US News delays med school rankings after 'unprecedented' inquiries

U.S. News & World Report has pushed back the release date for its best law and medical schools. 

The publication originally planned to release the lists on Tuesday, April 18. 

"As part of its normal graduate school ranking publication process every year, U.S. News gives schools an opportunity to review their data during an 'embargo period,'" the publication told media representatives in an April 14 email. "This year, we received an unprecedented number of inquiries from schools and are devoting additional time to comprehensively address these inquiries." 

The medical and law school rankings will be released "when this work has been completed," according to the publication. 

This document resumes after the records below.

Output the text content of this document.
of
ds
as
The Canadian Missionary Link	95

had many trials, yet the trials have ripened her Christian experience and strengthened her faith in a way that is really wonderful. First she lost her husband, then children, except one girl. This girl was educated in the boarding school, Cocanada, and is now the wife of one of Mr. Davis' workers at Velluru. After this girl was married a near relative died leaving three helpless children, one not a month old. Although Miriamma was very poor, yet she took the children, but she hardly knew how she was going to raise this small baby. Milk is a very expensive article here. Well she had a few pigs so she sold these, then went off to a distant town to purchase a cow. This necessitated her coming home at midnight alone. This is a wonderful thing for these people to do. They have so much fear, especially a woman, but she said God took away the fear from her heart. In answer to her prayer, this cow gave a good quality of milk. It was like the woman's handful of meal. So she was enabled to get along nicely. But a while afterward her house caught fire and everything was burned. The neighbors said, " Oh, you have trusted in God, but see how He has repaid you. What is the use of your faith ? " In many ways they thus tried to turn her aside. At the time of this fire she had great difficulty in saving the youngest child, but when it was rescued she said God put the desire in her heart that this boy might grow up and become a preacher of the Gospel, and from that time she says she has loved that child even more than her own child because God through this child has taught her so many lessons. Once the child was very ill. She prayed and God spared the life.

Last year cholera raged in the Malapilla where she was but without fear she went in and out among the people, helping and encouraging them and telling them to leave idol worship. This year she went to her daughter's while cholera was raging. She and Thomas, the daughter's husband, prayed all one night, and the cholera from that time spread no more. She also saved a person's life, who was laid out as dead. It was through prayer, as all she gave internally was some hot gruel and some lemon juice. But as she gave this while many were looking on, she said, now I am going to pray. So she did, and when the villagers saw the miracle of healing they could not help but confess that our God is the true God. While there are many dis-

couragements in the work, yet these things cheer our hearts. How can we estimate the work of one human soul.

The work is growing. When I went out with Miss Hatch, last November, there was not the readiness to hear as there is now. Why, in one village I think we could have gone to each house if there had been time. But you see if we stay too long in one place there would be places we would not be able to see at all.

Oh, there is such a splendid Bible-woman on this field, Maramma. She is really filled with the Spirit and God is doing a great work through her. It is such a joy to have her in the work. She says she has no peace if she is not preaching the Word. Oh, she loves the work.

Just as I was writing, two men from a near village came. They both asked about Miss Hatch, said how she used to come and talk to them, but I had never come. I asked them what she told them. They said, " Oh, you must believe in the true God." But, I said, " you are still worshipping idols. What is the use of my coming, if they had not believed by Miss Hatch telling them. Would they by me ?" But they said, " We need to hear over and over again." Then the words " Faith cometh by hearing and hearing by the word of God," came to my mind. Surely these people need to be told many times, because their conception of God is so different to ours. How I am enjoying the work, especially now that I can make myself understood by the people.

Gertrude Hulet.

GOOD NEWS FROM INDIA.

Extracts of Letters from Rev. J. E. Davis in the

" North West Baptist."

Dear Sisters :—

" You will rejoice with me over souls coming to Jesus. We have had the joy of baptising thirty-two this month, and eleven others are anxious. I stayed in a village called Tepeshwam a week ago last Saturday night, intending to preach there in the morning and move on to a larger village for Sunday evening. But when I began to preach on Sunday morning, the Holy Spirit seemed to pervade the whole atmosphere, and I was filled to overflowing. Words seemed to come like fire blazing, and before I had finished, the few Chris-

The announcement follows months of controversy surrounding U.S. News' ranking process. Discussions began gathering steam in November, when six major law schools withdrew from the process, stating they would no longer provide data to the prestigious tiering system. Medical schools began to do the same in January, led by Boston-based Harvard Medical School. 

Over the course of one month, more than a dozen medical schools had joined the exodus — many of which had been highly ranked in the past, including Stanford (Calif.) School of Medicine, Columbia University Vagelos College of Physicians and Surgeons in New York City and the University of Pennsylvania Perelman School of Medicine in Philadelphia.

The schools overwhelmingly cited inclusion efforts as reasons for their departures, calling current ranking policies too reductive. They alleged that peer assessments from deans, admissions directors and academics create an elitist "legacy" mentality. Plus, reliance on standardized test scores reduces complex students and institutions to numbers, some said. 

On April 15, the publication previewed a list of the top 15 medical schools for research. The list was crafted using updated methodology that sought to prioritize outcomes for students, including the addition of NIH Grant Awards as a measure of research quality; increased weight of faculty-to-student ratios; and reduced weight of reputation surveys, MCAT and GPA scores. 

More than half of the listed schools had boycotted the rankings, and were ranked by U.S. News using publicly available data.